Dáil debates

Wednesday, 23 September 2020

Criminal Justice (Money Laundering and Terrorist Financing) (Amendment) Bill 2020: Second Stage (Resumed)

 

7:15 pm

Photo of Seán CroweSeán Crowe (Dublin South West, Sinn Fein) | Oireachtas source

We would all agree that we need to create an environment that is aggressive in tackling those who would scam, cheat and con Irish people. Many of us who are active in our communities will be aware of the amount of drug intimidation that is going on, and it is happening daily in many communities throughout the State. What normally happens is that it normally involves vulnerable people, or maybe their sons or grandchildren, who are possibly on the edge of criminality and are involved in drugs or whatever else. I have heard cases of people having to sell their homes as a result of that. It is the nature of how the drugs scene has changed. The nature of the global and technologically advanced world in which we live in is that criminals are becoming increasingly advanced and sophisticated in their tactics for moving and hiding their money. We must rise to meet that challenge by staying one step ahead of them in our laws and approach. Everybody would agree that we need to resource properly those who are tackling this. People will mention in this debate the Criminal Assets Bureau, CAB, and the Garda National Economic Crime Bureau, and that we would allow them to be proactive in their fight against these gangs.
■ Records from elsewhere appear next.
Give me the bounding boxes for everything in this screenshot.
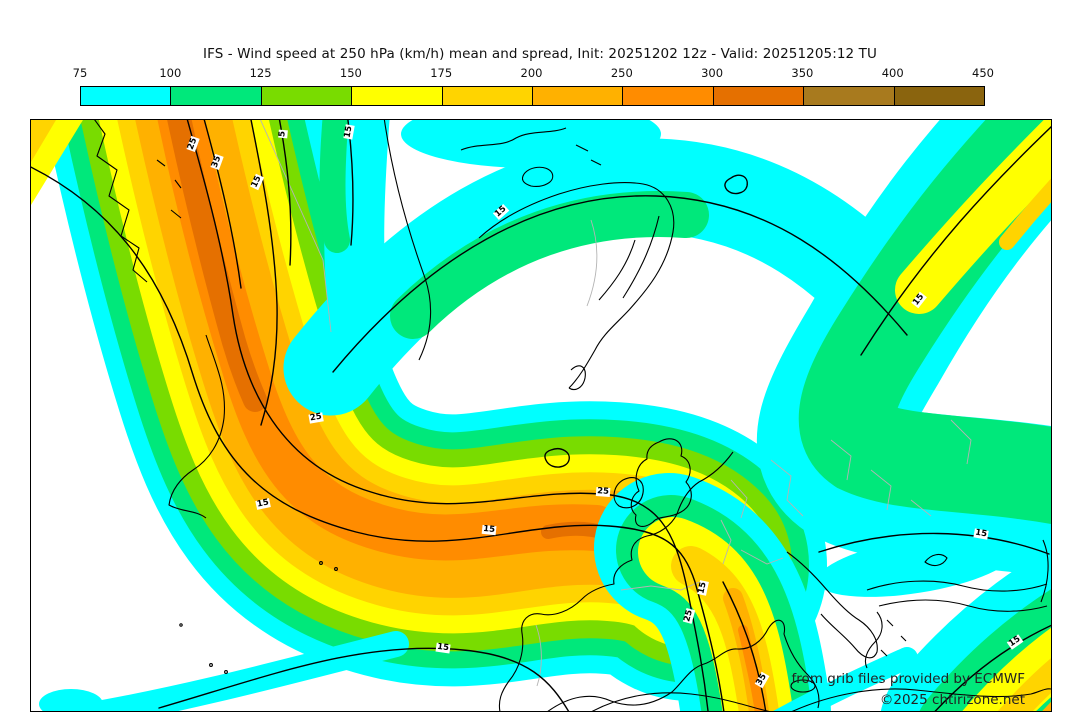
colorbar-tick-label: 300 bbox=[701, 66, 724, 80]
colorbar-segment bbox=[170, 87, 261, 105]
colorbar-segment bbox=[712, 87, 804, 105]
colorbar-segment bbox=[351, 87, 442, 105]
colorbar-segment bbox=[260, 87, 352, 105]
colorbar-segment bbox=[622, 87, 713, 105]
colorbar-tick-label: 200 bbox=[520, 66, 543, 80]
colorbar-segment bbox=[893, 87, 985, 105]
map-canvas: 25 35 15 5 15 25 15 15 25 15 15 15 25 35 15 15 15 from g… bbox=[30, 119, 1052, 712]
chart-title: IFS - Wind speed at 250 hPa (km/h) mean … bbox=[203, 46, 877, 62]
colorbar-tick-label: 100 bbox=[159, 66, 182, 80]
colorbar-segments bbox=[80, 86, 985, 106]
colorbar-tick-label: 150 bbox=[339, 66, 362, 80]
colorbar-tick-label: 400 bbox=[881, 66, 904, 80]
colorbar-tick-label: 450 bbox=[972, 66, 994, 80]
colorbar-tick-label: 250 bbox=[610, 66, 633, 80]
colorbar-tick-label: 125 bbox=[249, 66, 272, 80]
attribution-ecmwf: from grib files provided by ECMWF bbox=[791, 671, 1025, 687]
colorbar-segment bbox=[532, 87, 623, 105]
colorbar-tick-label: 350 bbox=[791, 66, 814, 80]
colorbar-ticks: 75 100 125 150 175 200 250 300 350 400 450 bbox=[73, 66, 994, 80]
colorbar-tick-label: 175 bbox=[430, 66, 453, 80]
colorbar-tick-label: 75 bbox=[72, 66, 88, 80]
wind-speed-fill bbox=[31, 120, 1051, 711]
wind-map-svg bbox=[31, 120, 1051, 711]
spread-contours bbox=[31, 120, 1051, 711]
colorbar-segment bbox=[81, 87, 171, 105]
country-borders bbox=[260, 120, 972, 687]
colorbar-segment bbox=[441, 87, 533, 105]
attribution-copyright: ©2025 chtirizone.net bbox=[879, 692, 1025, 708]
coastlines bbox=[94, 120, 1051, 711]
colorbar-segment bbox=[803, 87, 894, 105]
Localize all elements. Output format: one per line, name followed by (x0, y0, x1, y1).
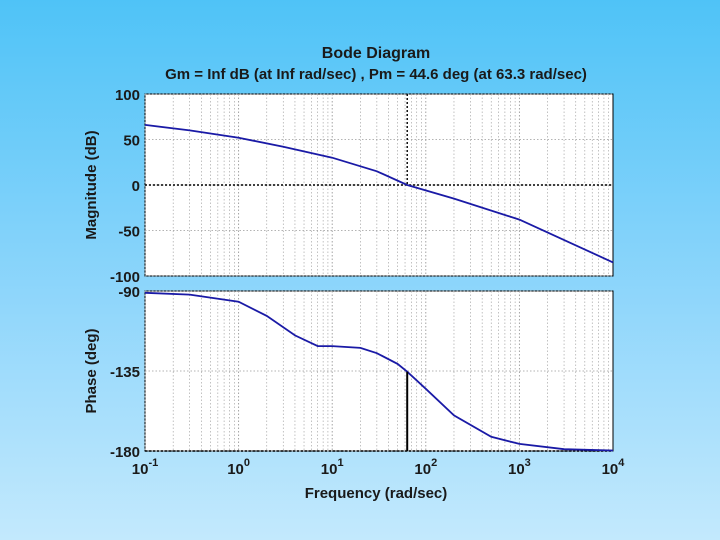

One of the criticisms that many people have, particularly in the drugs task forces, and which has been echoed many times down the years to various Ministers with responsibility for justice is that CAB needs to start focusing on those who are in the middle management and who are torturing communities. We hear of the Kinahans and of the other big drug barons and so on. What people want to see is those who have no visible means of income, who are displaying their wealth every day, who do not work and have never worked a day in their life but yet are buying up businesses, restaurants, garages and many companies in our communities. Businesses are being bought and run in many of our communities by gangs, both Irish and international. We probably have people going into many of these companies completely unaware that they are facilitating the laundering of the illegal proceeds of drugs.

What do we need to be doing? We need to be doing things differently. We need to allow the Garda to identify and shut down these businesses and to seize the assets and money which fund further illegal activity. We need to be much more strident and reactive in respect of those funds that are recovered as these need to be reinvested back in the communities which are affected by the daily use of drugs supplied by the drug barons. We must act much more quickly.

I will give an example of this. There has been a house in my constituency where it was supposed to have been repossessed by CAB. The person in question was involved in criminality all his life and is now dead. The house was supposed to have been repossessed by the State. This has been going on for years and at the same time people have to live beside this house which has no electricity. Generators are going day and night in the place. It is decent people who are living alongside this. We need to be much more proactive and act more quickly in this.

Other people have mentioned the mules and so on but I stress that we must do more to keep these criminals in check to counter their increasingly advanced tactics before they dominate more communities and ruin more lives.